3

"Onu hatıra hayâle gelmeyecek bir cihetten de rızıklandırır. Kim Allah'a güvenip dayanırsa O, kendisine yetişir. Şüphesiz ki Allah, emrini yerine getirendir. Allah her şey için bir ölçü tâyin etmiştir."

Bir mü’min Allah'ın "Rezzâk" olduğuna tam inanırsa ve "hakîki rızkın kefilinin O olduğuna" inana tam olursa Allah, onun rızkını sürpriz gelişmelerle ihsan eder. Şiddet ânında sabrederse rızkını genişletir. Savaş anındaki zorluklara katlanırsa "ganimet ve yeni ülkeler" ihsan ederek rızkını genişletir.

Salim b. Ca'der rivayet ediyor: Eşcâ' kabilesinden bîr kişi düşmana esîr oldu. Babası geldi oğlunun durumunu peygamber (sallallahü aleyhi ve sellem)'e bildirdi. Kâfirlerden şikâyet etti. Rasûlullah (sallallahü aleyhi ve sellem) buyurdu ki: "Sabret, işi Allah'a havale et." Adam da sabretti. Allah da oğlunu kurtardı. Hem de "ganimetlerle" döndü.

Abdullah b. Abbas (radıyallahü anh)'ın rivayeti biraz değişik şöyle ki: Avf b. Mâlik Eşcaî Rasûlullah (sallallahü aleyhi ve sellem)'e geldi ve: "— Ya Rasûlallah! Oğlumu düşman esir aldı. Annesi yana-yakıla ağhyor-sızlıyor. Bana ne buyurursun? dedi. Rasûlullah (sallallahü aleyhi ve sellem): "— Sen de hanımın da çokça (Lâhavlevelâkuvvete illâbillahilaliyyilazîm) deyiniz." buyurdu. Avf (radıyallahü anh) evine geldi ve durumu hanımına da bildirdi. Hanımı: "—Çok kıymetli öğüt vermiş," dedi. Gece-gündüz karı-koca bu zikri çekmeye devam ettiler. Sonunda Hak teâlâ oğullarını tutsaklıktan kurtardı. Hem de o, "bir sürü koyun ganîmetiyle" döndü. Bu âyet-i kerîmenin de gelmesine sebeb oldu bu hâdise. Sanki şöyle buyruluyor: "Hak teâlâ'dan gelen savaş ve benzeri sabrı gerektiren hâdiselere kim sabreder ve şikâyet etmezse üstelik Ona hamdüsenâ ederse Allah onu düştüğü sıkıntıdan kurtarır. Hikâyede geçtiği gibi ummadığı yerden rızıklandırır. Her kim de, işini, üzerine düşeni yaptıktan sonra, Allaha ısmarlarsa, O, onun işini dünyevî ve uhrevî bakımdan onun lehine çevirir. O, ona tek başına yeter! Buna göre belâdan kurtulmak iki türlü olur.

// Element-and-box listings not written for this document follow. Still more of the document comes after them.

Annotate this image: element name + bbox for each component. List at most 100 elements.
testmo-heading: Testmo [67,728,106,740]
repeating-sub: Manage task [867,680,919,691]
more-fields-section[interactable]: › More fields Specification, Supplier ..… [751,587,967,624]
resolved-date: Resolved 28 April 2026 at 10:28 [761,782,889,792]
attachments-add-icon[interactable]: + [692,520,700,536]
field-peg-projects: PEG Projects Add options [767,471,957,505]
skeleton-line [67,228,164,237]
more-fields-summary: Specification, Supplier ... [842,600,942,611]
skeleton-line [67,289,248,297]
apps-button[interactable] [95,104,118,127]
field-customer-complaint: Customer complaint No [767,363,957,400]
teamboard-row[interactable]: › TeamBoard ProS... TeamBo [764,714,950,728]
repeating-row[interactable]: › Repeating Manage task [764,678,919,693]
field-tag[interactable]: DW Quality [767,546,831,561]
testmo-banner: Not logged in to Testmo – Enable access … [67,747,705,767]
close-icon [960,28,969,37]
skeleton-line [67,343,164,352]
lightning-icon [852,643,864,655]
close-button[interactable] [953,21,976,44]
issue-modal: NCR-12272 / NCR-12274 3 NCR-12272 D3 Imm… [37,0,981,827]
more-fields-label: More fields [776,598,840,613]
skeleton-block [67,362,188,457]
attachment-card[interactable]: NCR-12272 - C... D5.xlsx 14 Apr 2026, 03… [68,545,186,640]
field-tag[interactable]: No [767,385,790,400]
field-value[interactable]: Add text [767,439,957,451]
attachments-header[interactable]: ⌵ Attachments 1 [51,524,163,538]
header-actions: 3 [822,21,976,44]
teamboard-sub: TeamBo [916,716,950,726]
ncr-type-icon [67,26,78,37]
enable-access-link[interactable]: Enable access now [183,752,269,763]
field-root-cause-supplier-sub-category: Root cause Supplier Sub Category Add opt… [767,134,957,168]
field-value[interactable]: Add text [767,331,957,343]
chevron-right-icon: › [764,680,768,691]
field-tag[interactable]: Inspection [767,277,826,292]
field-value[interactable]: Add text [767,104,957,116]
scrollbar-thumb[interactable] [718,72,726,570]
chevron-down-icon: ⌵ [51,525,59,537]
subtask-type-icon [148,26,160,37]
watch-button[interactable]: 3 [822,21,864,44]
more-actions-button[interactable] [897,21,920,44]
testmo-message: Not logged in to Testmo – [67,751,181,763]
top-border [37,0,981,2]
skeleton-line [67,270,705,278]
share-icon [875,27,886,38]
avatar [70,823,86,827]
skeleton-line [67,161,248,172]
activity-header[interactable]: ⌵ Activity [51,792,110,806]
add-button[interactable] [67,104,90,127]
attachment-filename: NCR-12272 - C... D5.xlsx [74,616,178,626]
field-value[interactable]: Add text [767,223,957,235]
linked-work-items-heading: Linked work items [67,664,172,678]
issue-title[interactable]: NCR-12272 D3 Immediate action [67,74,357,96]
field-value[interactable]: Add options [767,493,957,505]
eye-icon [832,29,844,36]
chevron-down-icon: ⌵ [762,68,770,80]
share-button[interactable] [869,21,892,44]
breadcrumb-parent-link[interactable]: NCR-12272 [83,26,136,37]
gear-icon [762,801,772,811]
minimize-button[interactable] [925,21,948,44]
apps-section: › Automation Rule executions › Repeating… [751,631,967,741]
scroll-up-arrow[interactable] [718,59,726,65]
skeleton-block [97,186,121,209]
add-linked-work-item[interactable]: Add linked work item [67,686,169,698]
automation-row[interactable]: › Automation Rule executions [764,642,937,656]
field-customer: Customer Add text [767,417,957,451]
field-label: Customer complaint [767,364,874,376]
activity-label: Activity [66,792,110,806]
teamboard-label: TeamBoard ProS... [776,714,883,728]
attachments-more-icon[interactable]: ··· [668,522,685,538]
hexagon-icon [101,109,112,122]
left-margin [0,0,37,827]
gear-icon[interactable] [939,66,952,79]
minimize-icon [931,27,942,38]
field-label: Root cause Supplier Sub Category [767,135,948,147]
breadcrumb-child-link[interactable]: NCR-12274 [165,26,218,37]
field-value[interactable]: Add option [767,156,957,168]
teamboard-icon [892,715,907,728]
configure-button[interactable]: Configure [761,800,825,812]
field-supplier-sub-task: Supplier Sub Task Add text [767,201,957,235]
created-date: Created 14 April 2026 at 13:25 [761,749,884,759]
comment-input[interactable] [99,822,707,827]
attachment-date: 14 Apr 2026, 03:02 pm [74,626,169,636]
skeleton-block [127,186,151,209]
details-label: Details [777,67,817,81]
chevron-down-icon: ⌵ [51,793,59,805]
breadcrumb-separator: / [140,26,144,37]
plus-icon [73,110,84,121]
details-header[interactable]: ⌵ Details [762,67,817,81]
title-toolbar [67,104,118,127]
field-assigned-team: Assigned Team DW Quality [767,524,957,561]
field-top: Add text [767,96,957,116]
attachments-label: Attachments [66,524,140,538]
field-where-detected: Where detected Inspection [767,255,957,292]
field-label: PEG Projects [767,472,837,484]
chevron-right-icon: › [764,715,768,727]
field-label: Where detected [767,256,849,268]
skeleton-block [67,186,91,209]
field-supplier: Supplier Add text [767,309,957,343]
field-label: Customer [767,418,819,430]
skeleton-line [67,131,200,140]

1- Belâyı doğrudan doğruya Allah'ın ondan alması,..

2- Belâya karşı sabretmek ihsan eder. Sonunda yine o sıkıntılardan kurtulmayı ikram etmesi...

Acılan veren Allah'a isyan etmemesi. Onun da razı olması. Allah hükmünü kullan üzerinde icra edendir. Huzuru da zahmeti de, belâyı da rahatı da belli bir dönem veren O'dur. Belâyı O dilemedikçe kimse kaldıramaz. Huzuru da Ondan başkası gerçekleştiremez. Onun verdiği rahatı kimse bozamaz. Kimse vaktinden önce de sonra da ölmez. Hak teâlâ'nın dilemesiyle hepsi bir ölçü dâhilinde gerçekleşir.